These letters are now for the first time seen by the Government. The same remarks may fairly be made as to withholding these letters as have been made in the case of the letters from Wiremu Kingi to Archdeacon Hadfield and from Riwai te Ahu and the other Ngatiawa Natives to the Superintendent of Wellington. (See Notes, pp. 30, 31, 32, 44.)

The second letter, of 11th February 1860, says;—"On this account it was that I wrote to you and Hadfield, [on the 5th December] that you two should speak to the Governor. But we and Wiremu Kingi are waiting for the fulfilment of your word, that Mr. Hadfield should write to the Governor." The Governor never received any letter of the sort, either from Mr. Hadfield or Riwai te Ahu. It is strange that any persons professing to have at heart the welfare of the Natives and the maintenance of peace, should receive letters in which they are repeatedly prayed to write to the Governor, withhold the letters from the Governor's knowledge, publish them for a controversial purpose without any allusion to the fact of their having been withheld, and then accuse the Governor of neglecting the warnings they contained.

But the second letter is the condemnation of the writer. It contains the proof of the intention of Wiremu Kingi and his followers to resist the survey of the land, even to blood. Let no one say after this that their resistance was the result of the proclamation of Martial Law. On the 11th February this Ritatona te Iwa, writing for himself and Wiremu Kingi, warns their friends at Waikanae that they will resist the survey by force and are prepared to fight. On the 20th February, nine days after this letter, the survey was attempted. On the 22nd February Martial Law was proclaimed.
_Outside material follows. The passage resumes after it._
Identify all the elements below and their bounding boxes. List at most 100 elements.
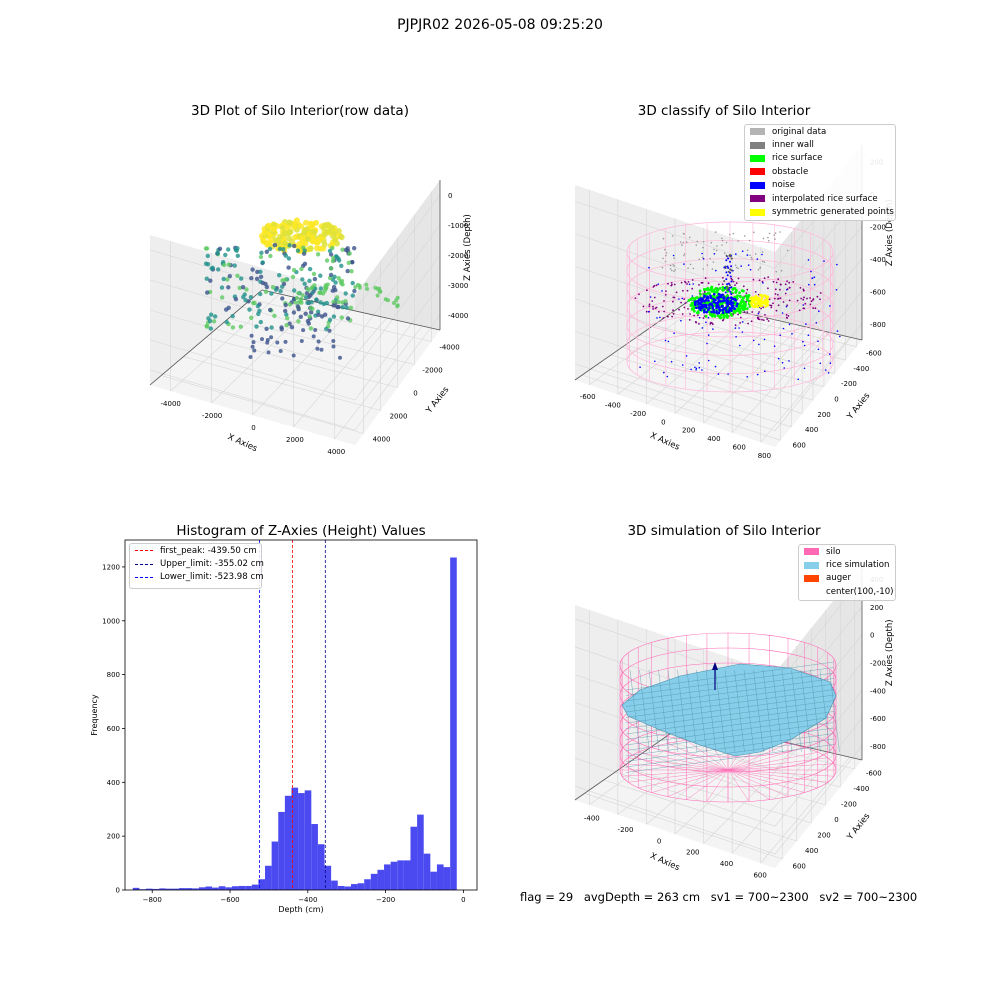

On the 17th March hostilities commenced.

Thus the evidence of the fact that resistance by force of arms was deliberately intended by Wiremu Kingi and his people long before the proclamation of Martial Law, is furnished in a letter which was unhappily withheld from the knowledge of the Government for more than nine months after its date, and eight months after the commencement of hostilities.

It will he seen that great stress is laid in a following portion of the pamphlet on the peaceable manner in which the survey was obstructed on the 20th February. This letter, produced in support of the accusation that it was the Governor who resorted to force, affords the most conclusive proof of Wiremu Kingi's party having determined to resort to force themselves long before the survey was attempted.